Négociateurs israéliens et libanais se retrouvent à partir de ce jeudi 14 mai à Washington, à quelques jours de l'expiration d'un cessez-le-feu qui n'a pas empêché des centaines de morts supplémentaires lors de frappes israéliennes contre le Hezbollah. Cette rencontre, la deuxième, intervient au lendemain d'une série de frappes israéliennes sur une trentaine de lieux au Liban qui a fait au moins 22 morts, selon le ministère libanais de la Santé.
Une trêve fragile mais nécessaire
Depuis l'entrée en vigueur de la trêve le 17 avril, plus de 400 personnes ont été tuées selon un décompte de l'AFP basé sur les chiffres du ministère de la Santé. Les représentants des deux pays s'étaient déjà rencontrés le 23 avril dans la capitale américaine. Le président Donald Trump avait annoncé à cette occasion une prolongation de trois semaines de la trêve, et exprimé l'espoir d'un rapprochement historique entre les deux voisins du Proche-Orient qui n'entretiennent pas de relations diplomatiques.
Des espoirs de paix non concrétisés
Le président des États-Unis avait conjecturé qu'il accueillerait dans l'intervalle à la Maison Blanche le Premier ministre israélien Benyamin Netanyahou et le président libanais Joseph Aoun. Mais cet espoir ne s'est pas concrétisé, le chef d'État libanais exigeant au préalable un accord sur les questions de sécurité et la fin des attaques israéliennes. « La priorité est de mettre un terme aux morts et aux destructions », a déclaré un haut responsable libanais à l'AFP.
Des frappes israéliennes persistantes
Malgré la trêve, Israël s'est réservé le droit de continuer à viser le Hezbollah, frappant quotidiennement le Liban. « Quiconque menace l'État d'Israël mourra en raison de sa faute », a encore averti la semaine dernière Benyamin Netanyahou après l'assassinat d'un important chef militaire du Hezbollah en plein cœur de Beyrouth. Plus de 2 800 personnes ont péri au Liban depuis le début du conflit début mars, dont au moins 200 enfants, d'après Beyrouth.
Les enjeux des négociations
Dans ses propres tractations indirectes avec Washington, l'Iran exige que toute trêve concerne aussi le Liban. À Washington, le Liban vient chercher « une consolidation du cessez-le-feu », a déclaré un haut responsable.

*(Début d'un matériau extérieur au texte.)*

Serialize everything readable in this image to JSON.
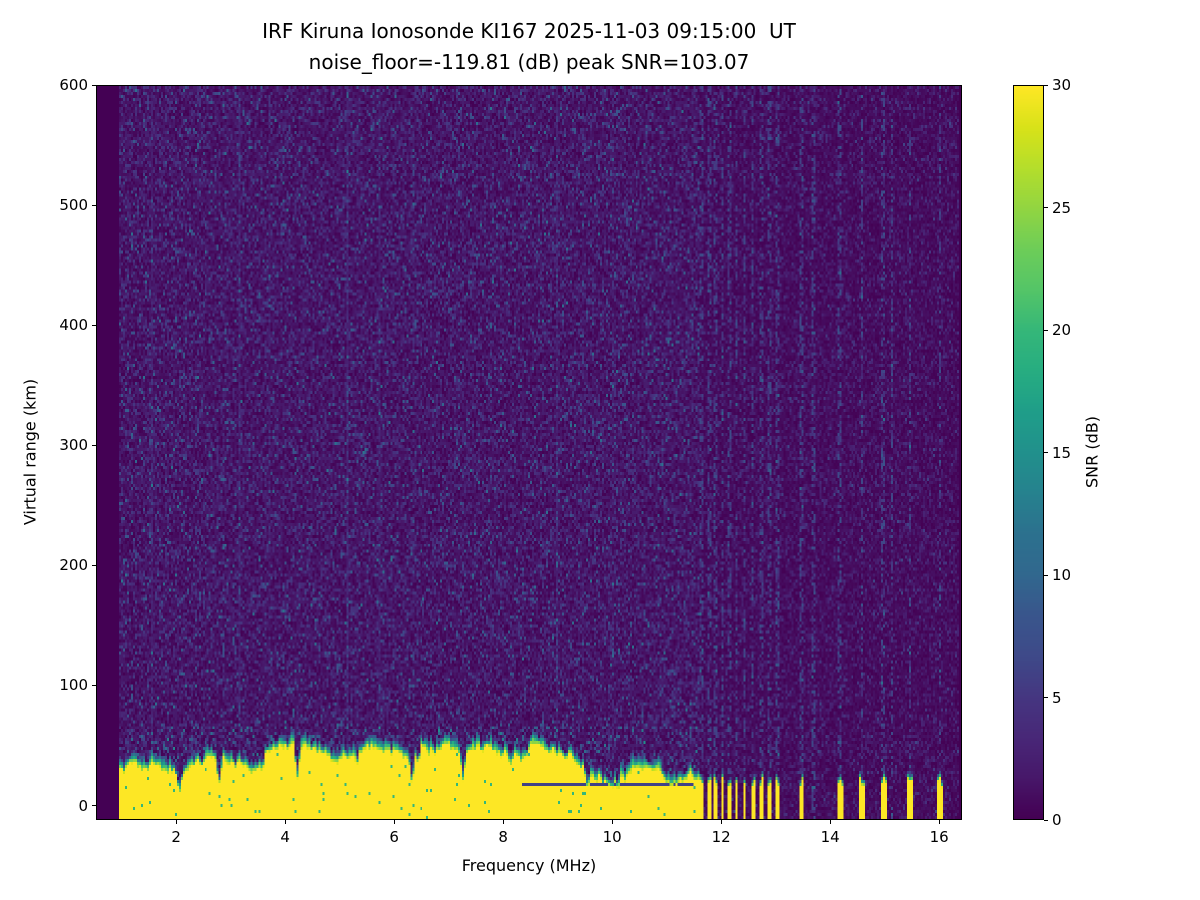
{
  "chart_data": {
    "type": "heatmap",
    "title": "IRF Kiruna Ionosonde KI167 2025-11-03 09:15:00  UT",
    "subtitle": "noise_floor=-119.81 (dB) peak SNR=103.07",
    "station": "IRF Kiruna Ionosonde KI167",
    "timestamp_ut": "2025-11-03 09:15:00",
    "noise_floor_db": -119.81,
    "peak_snr_db": 103.07,
    "xlabel": "Frequency (MHz)",
    "ylabel": "Virtual range (km)",
    "xlim": [
      0.53,
      16.42
    ],
    "ylim": [
      -12,
      600
    ],
    "xticks": [
      2,
      4,
      6,
      8,
      10,
      12,
      14,
      16
    ],
    "yticks": [
      0,
      100,
      200,
      300,
      400,
      500,
      600
    ],
    "colormap": "viridis",
    "colorbar": {
      "label": "SNR (dB)",
      "min": 0,
      "max": 30,
      "ticks": [
        0,
        5,
        10,
        15,
        20,
        25,
        30
      ]
    },
    "seed": 167,
    "features": {
      "data_freq_range_mhz": [
        0.95,
        16.38
      ],
      "continuous_sweep_max_mhz": 11.6,
      "ground_clutter_band": {
        "top_km_mean": 28,
        "top_km_min": 14,
        "top_km_max": 50,
        "snr_db": 30
      },
      "band_notch_freqs_mhz": [
        2.05,
        2.78,
        4.22,
        6.32,
        7.26,
        9.55
      ],
      "weak_stripe_freqs_mhz": [
        6.32,
        7.26
      ],
      "bar_freqs_mhz": [
        11.66,
        11.79,
        11.91,
        12.03,
        12.16,
        12.29,
        12.44,
        12.59,
        12.74,
        12.9,
        13.05,
        13.49,
        14.19,
        14.6,
        15.0,
        15.49,
        16.04
      ],
      "stripe_freqs_mhz": [
        11.66,
        11.79,
        11.91,
        12.03,
        12.16,
        12.29,
        12.44,
        12.59,
        12.74,
        12.9,
        13.05,
        13.49,
        13.7,
        14.19,
        14.6,
        15.0,
        15.15,
        15.49,
        16.04
      ],
      "background_noise_db_range": [
        0,
        12
      ]
    }
  }
}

Pour le département d'État, « ces pourparlers doivent permettre de rompre catégoriquement avec l'approche ratée des deux dernières décennies qui autorisait des mouvements terroristes à s'enraciner et à s'enrichir, tout en sapant l'autorité de l'État libanais et en menaçant la frontière septentrionale d'Israël ».

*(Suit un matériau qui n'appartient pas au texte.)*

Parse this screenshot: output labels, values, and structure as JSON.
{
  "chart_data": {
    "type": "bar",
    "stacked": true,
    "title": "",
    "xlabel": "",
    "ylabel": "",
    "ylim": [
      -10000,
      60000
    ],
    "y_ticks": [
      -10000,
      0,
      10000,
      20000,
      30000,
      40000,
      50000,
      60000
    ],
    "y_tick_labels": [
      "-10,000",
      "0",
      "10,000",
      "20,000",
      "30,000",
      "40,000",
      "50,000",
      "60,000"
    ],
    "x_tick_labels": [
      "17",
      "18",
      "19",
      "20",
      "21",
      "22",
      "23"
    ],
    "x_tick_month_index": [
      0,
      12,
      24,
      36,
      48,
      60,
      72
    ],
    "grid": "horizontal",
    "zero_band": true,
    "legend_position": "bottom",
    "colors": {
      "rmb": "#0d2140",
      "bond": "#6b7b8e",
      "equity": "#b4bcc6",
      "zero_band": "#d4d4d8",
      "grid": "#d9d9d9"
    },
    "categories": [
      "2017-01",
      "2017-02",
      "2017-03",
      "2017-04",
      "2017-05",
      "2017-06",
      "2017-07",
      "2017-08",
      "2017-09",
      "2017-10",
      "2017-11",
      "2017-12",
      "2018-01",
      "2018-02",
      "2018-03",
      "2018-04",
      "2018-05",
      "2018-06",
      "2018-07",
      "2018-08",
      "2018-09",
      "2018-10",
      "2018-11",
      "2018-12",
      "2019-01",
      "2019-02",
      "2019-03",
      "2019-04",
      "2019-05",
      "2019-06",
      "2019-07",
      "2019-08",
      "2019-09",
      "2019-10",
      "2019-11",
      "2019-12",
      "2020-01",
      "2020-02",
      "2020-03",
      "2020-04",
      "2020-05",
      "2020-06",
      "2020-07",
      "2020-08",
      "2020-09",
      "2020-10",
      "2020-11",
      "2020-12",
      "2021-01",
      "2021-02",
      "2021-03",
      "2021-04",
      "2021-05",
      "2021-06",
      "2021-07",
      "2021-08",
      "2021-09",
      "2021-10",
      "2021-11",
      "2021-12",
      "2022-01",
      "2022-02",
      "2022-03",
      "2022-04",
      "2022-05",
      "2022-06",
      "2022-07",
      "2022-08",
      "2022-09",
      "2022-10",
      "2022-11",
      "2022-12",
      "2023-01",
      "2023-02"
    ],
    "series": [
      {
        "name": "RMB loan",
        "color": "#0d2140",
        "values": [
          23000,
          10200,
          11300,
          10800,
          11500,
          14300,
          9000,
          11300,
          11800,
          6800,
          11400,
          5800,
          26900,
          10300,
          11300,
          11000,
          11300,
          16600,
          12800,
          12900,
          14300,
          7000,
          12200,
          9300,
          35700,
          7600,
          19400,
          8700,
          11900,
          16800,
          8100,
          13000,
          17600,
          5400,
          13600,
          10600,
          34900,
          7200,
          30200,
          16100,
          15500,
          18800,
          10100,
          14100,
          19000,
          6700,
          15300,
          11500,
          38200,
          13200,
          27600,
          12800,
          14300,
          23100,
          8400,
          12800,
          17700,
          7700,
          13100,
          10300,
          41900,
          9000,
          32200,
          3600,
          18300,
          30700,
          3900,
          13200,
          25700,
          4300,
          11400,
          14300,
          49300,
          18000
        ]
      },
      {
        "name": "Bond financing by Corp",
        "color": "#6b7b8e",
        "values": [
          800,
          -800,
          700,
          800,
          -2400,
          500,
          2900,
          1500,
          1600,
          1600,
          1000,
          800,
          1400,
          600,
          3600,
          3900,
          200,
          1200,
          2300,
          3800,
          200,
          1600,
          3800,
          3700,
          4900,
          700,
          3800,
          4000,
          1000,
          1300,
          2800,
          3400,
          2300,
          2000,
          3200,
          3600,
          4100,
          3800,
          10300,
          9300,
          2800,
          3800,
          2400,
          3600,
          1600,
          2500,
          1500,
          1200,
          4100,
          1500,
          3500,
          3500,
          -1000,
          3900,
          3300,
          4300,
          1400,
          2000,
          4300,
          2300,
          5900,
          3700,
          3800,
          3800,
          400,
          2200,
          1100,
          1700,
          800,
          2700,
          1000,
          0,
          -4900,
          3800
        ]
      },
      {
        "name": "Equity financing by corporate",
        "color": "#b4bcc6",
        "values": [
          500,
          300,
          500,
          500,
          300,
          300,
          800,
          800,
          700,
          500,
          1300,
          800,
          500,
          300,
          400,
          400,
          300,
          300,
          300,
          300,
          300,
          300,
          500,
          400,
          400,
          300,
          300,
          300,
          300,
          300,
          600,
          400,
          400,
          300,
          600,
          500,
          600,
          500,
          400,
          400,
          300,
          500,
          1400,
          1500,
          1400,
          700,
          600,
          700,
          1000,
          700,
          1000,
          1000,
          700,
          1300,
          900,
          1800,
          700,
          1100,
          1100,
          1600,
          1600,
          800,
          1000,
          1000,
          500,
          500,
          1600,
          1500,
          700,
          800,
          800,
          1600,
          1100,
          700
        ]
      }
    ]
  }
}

Absence de haut niveau américain
À la différence de la précédente session de négociations, ni le secrétaire d'État Marco Rubio ni Donald Trump lui-même n'y participeront. Tous deux sont en visite officielle en Chine. Pour ces deux journées d'entretiens au département d'État, l'équipe de médiateurs américains comprend les ambassadeurs des États-Unis en Israël et au Liban, respectivement Mike Huckabee, pasteur évangélique qui est un chaud partisan des ambitions régionales de l'État hébreu, et Michel Issa, un partenaire de golf de Donald Trump qui est né au pays du Cèdre.
Le Liban est représenté par Simon Karam, un avocat et diplomate de 76 ans, et Israël par son ambassadeur Yechiel Leiter, 67 ans, allié de longue date de Benyamin Netanyahou. Washington dit défendre la souveraineté du Liban sur tout son territoire mais appelle aussi le pays à s'en prendre au Hezbollah.